US chem distributors get extension on new label rules
Joe Kamalick
01-Jun-2015
(Clarification: recasts paragraphs two and three noting industry concerns and that OSHA has provided reassurances about enforcement of the 1 June deadline for labelling requirements.)
WASHINGTON (ICIS)–US chemical distributors said on Monday that federal authorities have resolved a potentially major regulatory conflict that could have caused broad disruption in the chemicals sector supply chain.
The National Association of Chemical Distributors (NACD) said that it has received assurances from the Occupational Safety and Health Administration (OSHA) that a new rule applied to labelling of chemical products has been clarified.
Last week, industry officials were concerned that all US chemicals producers, formulators, blenders and related industry companies would have to be compliance with a new OSHA requirement for hazard communication standards (HCS) by 1 June. HCS covers product labelling and other documentation.

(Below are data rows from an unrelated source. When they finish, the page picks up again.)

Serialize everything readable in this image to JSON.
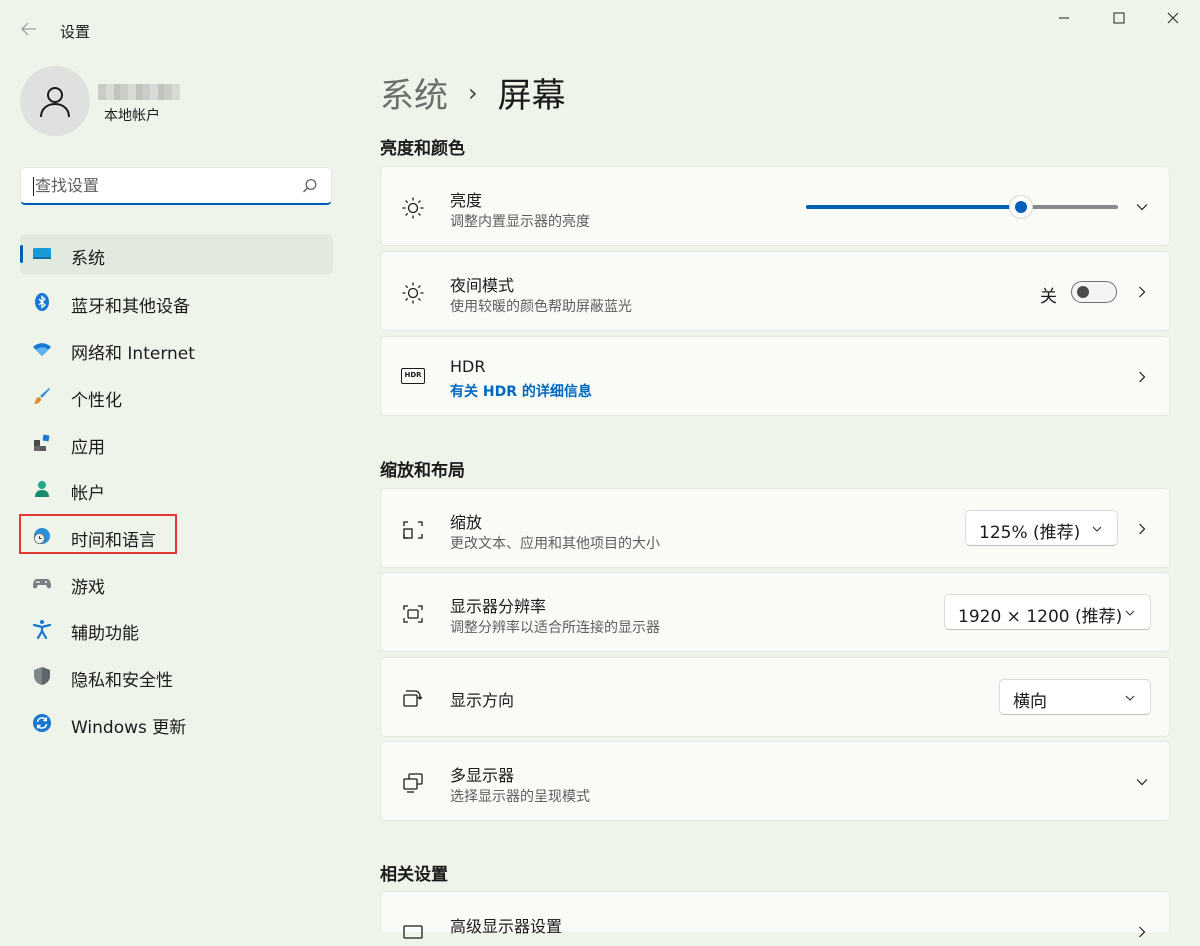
{
  "window": {
    "title": "设置",
    "back_icon": "back-arrow-icon",
    "controls": [
      "minimize-icon",
      "maximize-icon",
      "close-icon"
    ]
  },
  "profile": {
    "account_type": "本地帐户"
  },
  "search": {
    "placeholder": "查找设置"
  },
  "sidebar": {
    "items": [
      {
        "label": "系统",
        "icon": "display-icon",
        "selected": true
      },
      {
        "label": "蓝牙和其他设备",
        "icon": "bluetooth-icon"
      },
      {
        "label": "网络和 Internet",
        "icon": "wifi-icon"
      },
      {
        "label": "个性化",
        "icon": "brush-icon"
      },
      {
        "label": "应用",
        "icon": "apps-icon"
      },
      {
        "label": "帐户",
        "icon": "account-icon"
      },
      {
        "label": "时间和语言",
        "icon": "globe-clock-icon",
        "highlighted": true
      },
      {
        "label": "游戏",
        "icon": "gamepad-icon"
      },
      {
        "label": "辅助功能",
        "icon": "accessibility-icon"
      },
      {
        "label": "隐私和安全性",
        "icon": "shield-icon"
      },
      {
        "label": "Windows 更新",
        "icon": "sync-icon"
      }
    ]
  },
  "breadcrumb": {
    "parent": "系统",
    "separator": "›",
    "current": "屏幕"
  },
  "sections": {
    "brightness_color": "亮度和颜色",
    "scale_layout": "缩放和布局",
    "related": "相关设置"
  },
  "brightness": {
    "title": "亮度",
    "subtitle": "调整内置显示器的亮度",
    "value_percent": 69
  },
  "night_light": {
    "title": "夜间模式",
    "subtitle": "使用较暖的颜色帮助屏蔽蓝光",
    "state": "关"
  },
  "hdr": {
    "icon_text": "HDR",
    "title": "HDR",
    "link": "有关 HDR 的详细信息"
  },
  "scale": {
    "title": "缩放",
    "subtitle": "更改文本、应用和其他项目的大小",
    "value": "125% (推荐)"
  },
  "resolution": {
    "title": "显示器分辨率",
    "subtitle": "调整分辨率以适合所连接的显示器",
    "value": "1920 × 1200 (推荐)"
  },
  "orientation": {
    "title": "显示方向",
    "value": "横向"
  },
  "multi_display": {
    "title": "多显示器",
    "subtitle": "选择显示器的呈现模式"
  },
  "advanced_display": {
    "title": "高级显示器设置"
  },
  "colors": {
    "accent": "#005fb8",
    "background": "#eef4ea",
    "card": "#f9fbf7",
    "highlight_box": "#e53935",
    "link": "#0067c0"
  }
}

Monday’s deadline has been longstanding and was established by a March 2012 OSHA rule that altered the administration’s own hazard communication standards to conform to the UN’s “Globally Harmonised System of Classification and Labelling of Chemicals”, otherwise known as GHS.
Technically, that March 2012 rule exempts chemical distributors from the 1 June compliance deadline, with OSHA saying they may continue to use pre-existing labels until 1 December this year.
However, in an urgent letter to OSHA a week ago, NACD asked for an “immediate, short-term administrative stay” of the overall GHS mandate until 1 December this year because of some confusing regulatory language in the rule.
NACD president Eric Byer noted to OSHA assistant secretary David Michaels that while the OSHA rule does give distributors until 1 December to comply, the regulation simultaneously defines distributors as “producers” subject to the 1 June deadline.
Byer said on Monday that the clarification from OSHA addresses those NACD concerns. Specifically, distributors may continue to ship packages labelled by their upstream suppliers without running afoul of the new GHS labelling requirements or incurring fines.
In the last several weeks, uncertainty about the possible misapplication of the GHS rule had triggered “panic and chaos” among distributors.